I think it should be noted, just for the record, that on three days now--March 27, and again April 1 and 2--this committee has listened to a monologue from two members opposite with a great deal of information that led to very little. Members on this side of the table have been insulted; they've been said to be stubborn. Mr. Chair, I assure you, we may be stubborn, but we're not stupid.
Also, for the record, the two members opposite talk about a consensus. If I were part of their consensus, I don't think I ever would have come to Ottawa. Their type of consensus and what they advocate in terms of their vision of what this legislation might do is something I'd never want to be part of.
I was disappointed as we travelled the country, because one member of this committee, at nearly every occasion possible, spoke out against the legislation, and furthermore, distorted the legislation to the point where he gave false impressions to a great number of first nations peoples.
With that, I'd like to see the vote taken, and hopefully the night will soon end.
· (0155)
The Chair: On the main motion....
[Translation]
Mr. Yvan Loubier: A recorded vote, please.
The Chair: You requested it in time.
[English]
This is a recorded vote.
(Motion agreed to: yeas 7; nays 2)
The Chair: Now we'll go back to the beginning of the agenda, and we'll start with working snacks. That shouldn't take too long. I guess we've eaten some of these already.
That working snacks ordered during the Committee's study of Bill C-7 be paid for from the Committee's budget. |
Do I have a mover?
Mr. Stan Dromisky (Thunder Bay—Atikokan, Lib.): I move that.

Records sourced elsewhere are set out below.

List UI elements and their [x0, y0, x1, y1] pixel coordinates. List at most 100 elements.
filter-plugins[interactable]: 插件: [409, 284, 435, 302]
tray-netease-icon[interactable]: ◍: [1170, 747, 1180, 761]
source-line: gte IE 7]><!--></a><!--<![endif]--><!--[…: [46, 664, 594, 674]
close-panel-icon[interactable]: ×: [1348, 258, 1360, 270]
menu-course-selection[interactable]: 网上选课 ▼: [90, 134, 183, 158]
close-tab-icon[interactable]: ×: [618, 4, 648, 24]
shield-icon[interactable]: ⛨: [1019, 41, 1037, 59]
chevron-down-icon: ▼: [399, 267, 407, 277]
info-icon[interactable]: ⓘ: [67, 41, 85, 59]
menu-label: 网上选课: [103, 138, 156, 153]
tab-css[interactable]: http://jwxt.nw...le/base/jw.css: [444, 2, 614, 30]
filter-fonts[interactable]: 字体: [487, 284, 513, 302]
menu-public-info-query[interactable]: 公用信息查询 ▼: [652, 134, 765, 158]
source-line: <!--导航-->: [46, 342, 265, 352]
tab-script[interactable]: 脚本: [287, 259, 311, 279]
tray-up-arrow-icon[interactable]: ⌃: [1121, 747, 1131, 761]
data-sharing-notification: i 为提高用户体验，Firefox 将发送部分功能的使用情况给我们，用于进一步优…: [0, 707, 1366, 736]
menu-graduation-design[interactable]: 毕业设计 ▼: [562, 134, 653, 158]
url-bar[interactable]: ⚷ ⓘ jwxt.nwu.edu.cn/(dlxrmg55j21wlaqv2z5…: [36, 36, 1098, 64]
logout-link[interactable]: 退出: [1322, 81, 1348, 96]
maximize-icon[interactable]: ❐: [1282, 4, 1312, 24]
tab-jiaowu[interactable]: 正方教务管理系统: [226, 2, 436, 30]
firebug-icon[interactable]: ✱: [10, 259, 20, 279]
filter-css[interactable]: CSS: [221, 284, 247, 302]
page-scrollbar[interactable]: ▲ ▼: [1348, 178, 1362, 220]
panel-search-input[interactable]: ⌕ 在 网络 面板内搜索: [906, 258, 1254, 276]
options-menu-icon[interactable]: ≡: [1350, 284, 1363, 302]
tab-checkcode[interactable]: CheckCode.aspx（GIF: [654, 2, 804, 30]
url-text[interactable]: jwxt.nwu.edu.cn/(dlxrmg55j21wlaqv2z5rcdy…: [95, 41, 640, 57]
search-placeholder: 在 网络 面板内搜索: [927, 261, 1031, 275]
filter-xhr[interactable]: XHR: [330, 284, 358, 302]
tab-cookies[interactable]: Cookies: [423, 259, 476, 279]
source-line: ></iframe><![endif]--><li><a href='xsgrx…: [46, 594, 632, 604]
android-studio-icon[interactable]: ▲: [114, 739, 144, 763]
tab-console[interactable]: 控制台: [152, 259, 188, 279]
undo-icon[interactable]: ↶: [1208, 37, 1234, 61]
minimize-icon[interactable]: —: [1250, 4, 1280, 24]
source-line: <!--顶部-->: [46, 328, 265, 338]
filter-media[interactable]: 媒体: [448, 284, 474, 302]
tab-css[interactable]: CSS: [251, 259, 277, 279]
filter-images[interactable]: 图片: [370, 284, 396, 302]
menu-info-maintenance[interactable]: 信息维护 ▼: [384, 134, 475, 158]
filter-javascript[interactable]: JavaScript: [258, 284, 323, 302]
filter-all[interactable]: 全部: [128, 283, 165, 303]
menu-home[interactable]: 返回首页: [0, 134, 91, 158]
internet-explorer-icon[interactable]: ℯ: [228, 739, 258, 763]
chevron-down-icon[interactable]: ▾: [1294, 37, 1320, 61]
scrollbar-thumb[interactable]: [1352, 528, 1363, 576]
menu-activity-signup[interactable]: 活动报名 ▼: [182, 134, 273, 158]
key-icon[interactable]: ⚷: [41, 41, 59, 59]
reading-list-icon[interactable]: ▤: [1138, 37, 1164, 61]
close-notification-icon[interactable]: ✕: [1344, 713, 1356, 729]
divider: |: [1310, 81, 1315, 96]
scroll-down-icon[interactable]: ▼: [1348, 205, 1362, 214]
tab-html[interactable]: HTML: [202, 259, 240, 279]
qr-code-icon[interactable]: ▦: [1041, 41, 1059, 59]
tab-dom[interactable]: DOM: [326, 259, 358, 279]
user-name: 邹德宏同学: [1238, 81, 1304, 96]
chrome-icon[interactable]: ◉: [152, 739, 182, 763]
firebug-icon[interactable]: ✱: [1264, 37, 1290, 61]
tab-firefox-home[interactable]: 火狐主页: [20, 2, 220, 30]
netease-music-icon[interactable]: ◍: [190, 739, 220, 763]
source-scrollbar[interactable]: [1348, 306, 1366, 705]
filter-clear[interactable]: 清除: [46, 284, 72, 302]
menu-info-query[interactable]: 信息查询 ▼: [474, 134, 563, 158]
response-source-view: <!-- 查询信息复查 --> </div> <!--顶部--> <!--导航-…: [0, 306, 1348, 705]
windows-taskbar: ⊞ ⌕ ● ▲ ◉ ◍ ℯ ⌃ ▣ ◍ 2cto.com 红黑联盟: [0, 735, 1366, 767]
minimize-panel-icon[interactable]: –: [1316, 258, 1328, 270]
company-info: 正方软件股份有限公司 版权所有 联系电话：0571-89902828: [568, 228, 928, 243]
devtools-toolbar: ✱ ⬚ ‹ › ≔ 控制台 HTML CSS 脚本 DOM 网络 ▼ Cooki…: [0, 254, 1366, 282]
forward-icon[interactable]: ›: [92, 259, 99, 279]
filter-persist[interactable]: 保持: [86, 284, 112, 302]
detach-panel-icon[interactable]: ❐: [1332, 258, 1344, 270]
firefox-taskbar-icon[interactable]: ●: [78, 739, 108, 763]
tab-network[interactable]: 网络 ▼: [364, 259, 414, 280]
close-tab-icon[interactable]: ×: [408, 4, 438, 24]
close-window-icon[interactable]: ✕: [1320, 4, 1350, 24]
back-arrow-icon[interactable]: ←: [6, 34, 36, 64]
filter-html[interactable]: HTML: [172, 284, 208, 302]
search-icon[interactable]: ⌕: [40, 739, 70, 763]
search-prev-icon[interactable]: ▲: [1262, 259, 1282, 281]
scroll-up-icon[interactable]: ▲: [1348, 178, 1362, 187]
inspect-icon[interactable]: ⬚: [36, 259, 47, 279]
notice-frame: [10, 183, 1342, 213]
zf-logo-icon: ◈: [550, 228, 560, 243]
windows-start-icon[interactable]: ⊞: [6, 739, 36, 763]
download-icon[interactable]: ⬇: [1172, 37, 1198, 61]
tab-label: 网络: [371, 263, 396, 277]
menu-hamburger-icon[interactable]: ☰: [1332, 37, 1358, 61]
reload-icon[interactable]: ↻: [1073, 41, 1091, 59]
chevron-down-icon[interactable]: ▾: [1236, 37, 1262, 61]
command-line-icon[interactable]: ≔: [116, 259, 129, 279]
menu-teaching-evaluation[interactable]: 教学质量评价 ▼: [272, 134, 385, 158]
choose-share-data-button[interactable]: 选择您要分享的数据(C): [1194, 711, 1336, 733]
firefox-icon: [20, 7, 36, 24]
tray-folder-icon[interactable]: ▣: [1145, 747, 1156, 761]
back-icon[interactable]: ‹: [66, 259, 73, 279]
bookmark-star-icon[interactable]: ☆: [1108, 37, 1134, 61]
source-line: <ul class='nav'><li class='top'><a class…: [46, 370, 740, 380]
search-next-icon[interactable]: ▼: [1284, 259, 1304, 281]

The Chair: Do we need debate on that? Are you ready for the question?
(Motion agreed to)
The Chair: On motion number 2, identified as Jodie-Lynn Waddilove:
That in relation to its study of Bill C-7, The First Nations Governance legislation, the committee retain the services of Jodie-Lynn Waddilove to summarize briefs at an hourly rate of $20.00 per hour, not to exceed 200 hours and a total cost of $4,000.00 plus GST. |
Do I have a mover? Moved by Mr. Pacetti.
Is there debate? Are you ready for the question?
(Motion agreed to)
The Chair: This meeting is now adjourned.